La seconda novità è che per una volta gran parte del songwriting è toccata a Pat O’Brian e non, come di consueto, ad Alex Webster. E si sente. Se gli ultimi lavori erano caratterizzati soprattutto da un metronomo al limite dell’umano, in A Skeletal Domain è il groove a farla da padrone, con un Mazurkiewicz particolarmente ispirato dietro le pelli. Troviamo così brani che passano da intricate ritmiche mid-tempo al grezzume slayeriano dei primissimi dischi, con tanto di assoli noise ignorantissimi. Esageriamo: la tripletta iniziale non sfigurerebbe neanche su Tomb of the Mutilated.
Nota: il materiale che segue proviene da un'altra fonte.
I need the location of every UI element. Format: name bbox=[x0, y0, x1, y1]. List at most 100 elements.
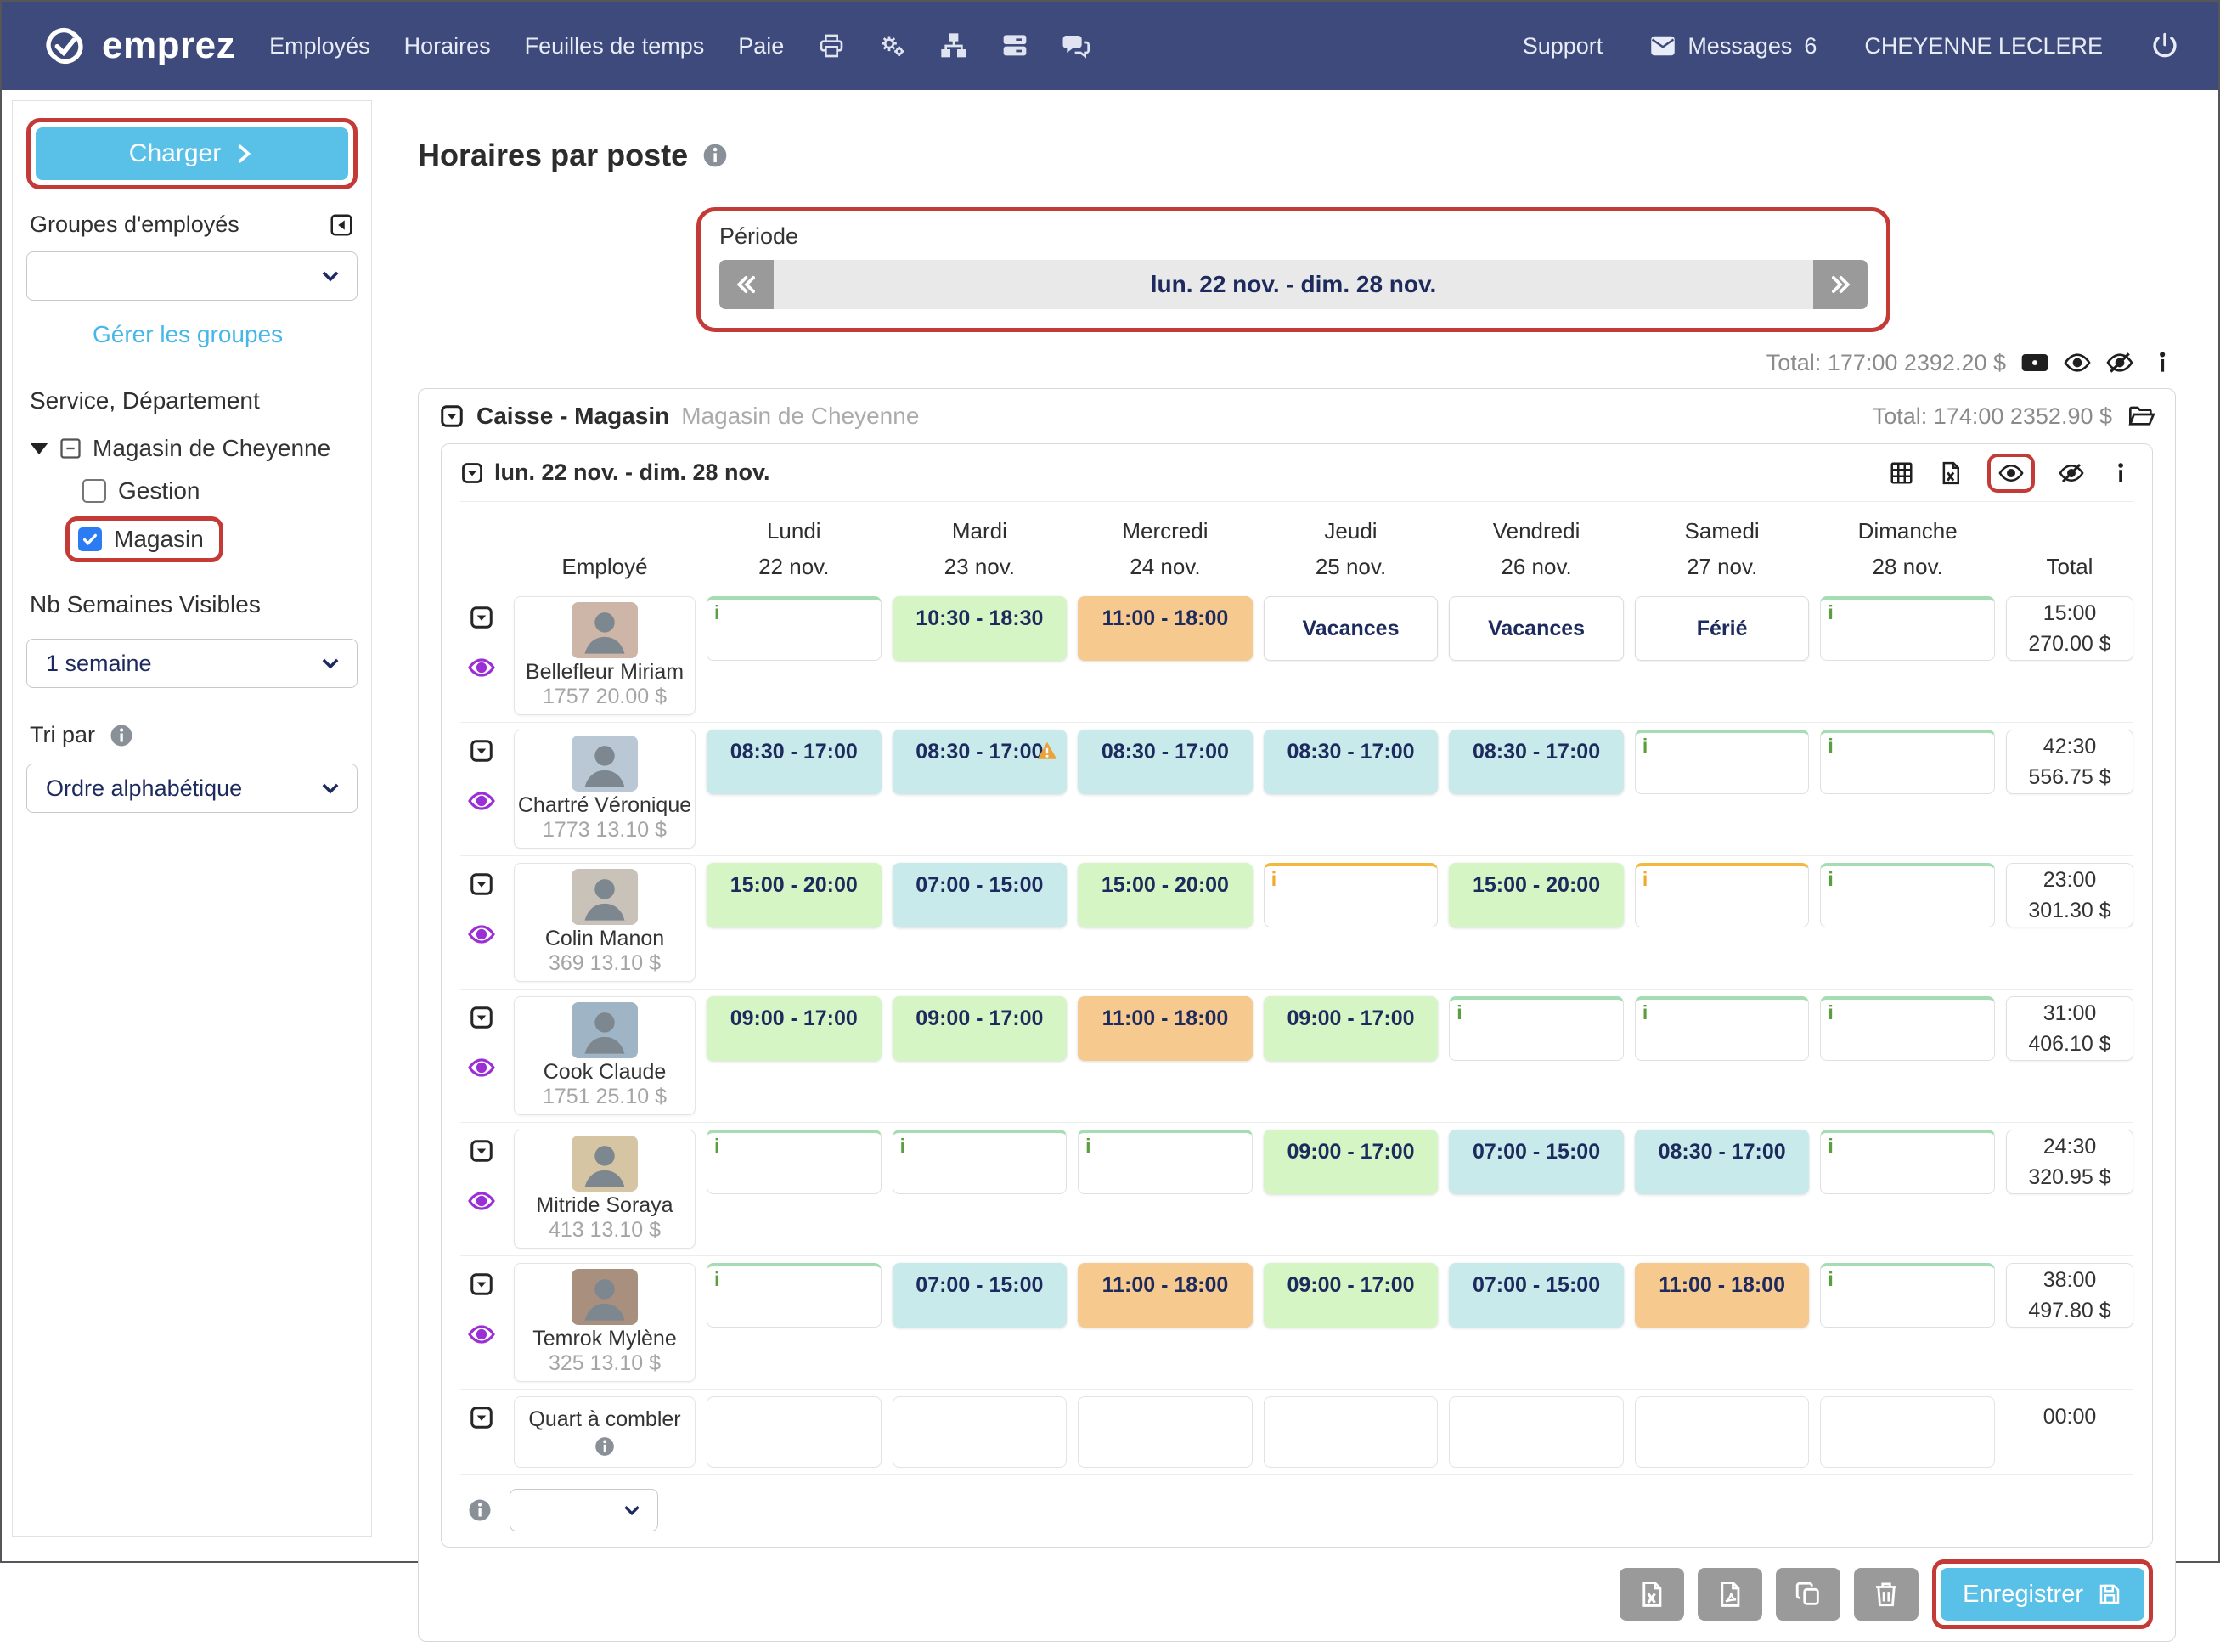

Infine, ultima piacevole novità, è che George Fisher ha semplificato, almeno parzialmente, le linee vocali. Invece di sbrodolate senza senso, che toglievano efficacia e personalità a certi pezzi degli ultimi dischi, troviamo invece un cantato molto più secco, intellegibile e catchy, quando serve caricato anche di backing vocals. L’effetto? Devastante, alla primi Deicide per intenderci.
Questi piccoli, piacevoli accorgimenti, uniti alla storica solidità del marchio Cannibal corpse fanno di A skeletal domain un signor disco, dall’inizio alla fine, sicuramente tra i migliori dell’era Fisher.
Infallibili.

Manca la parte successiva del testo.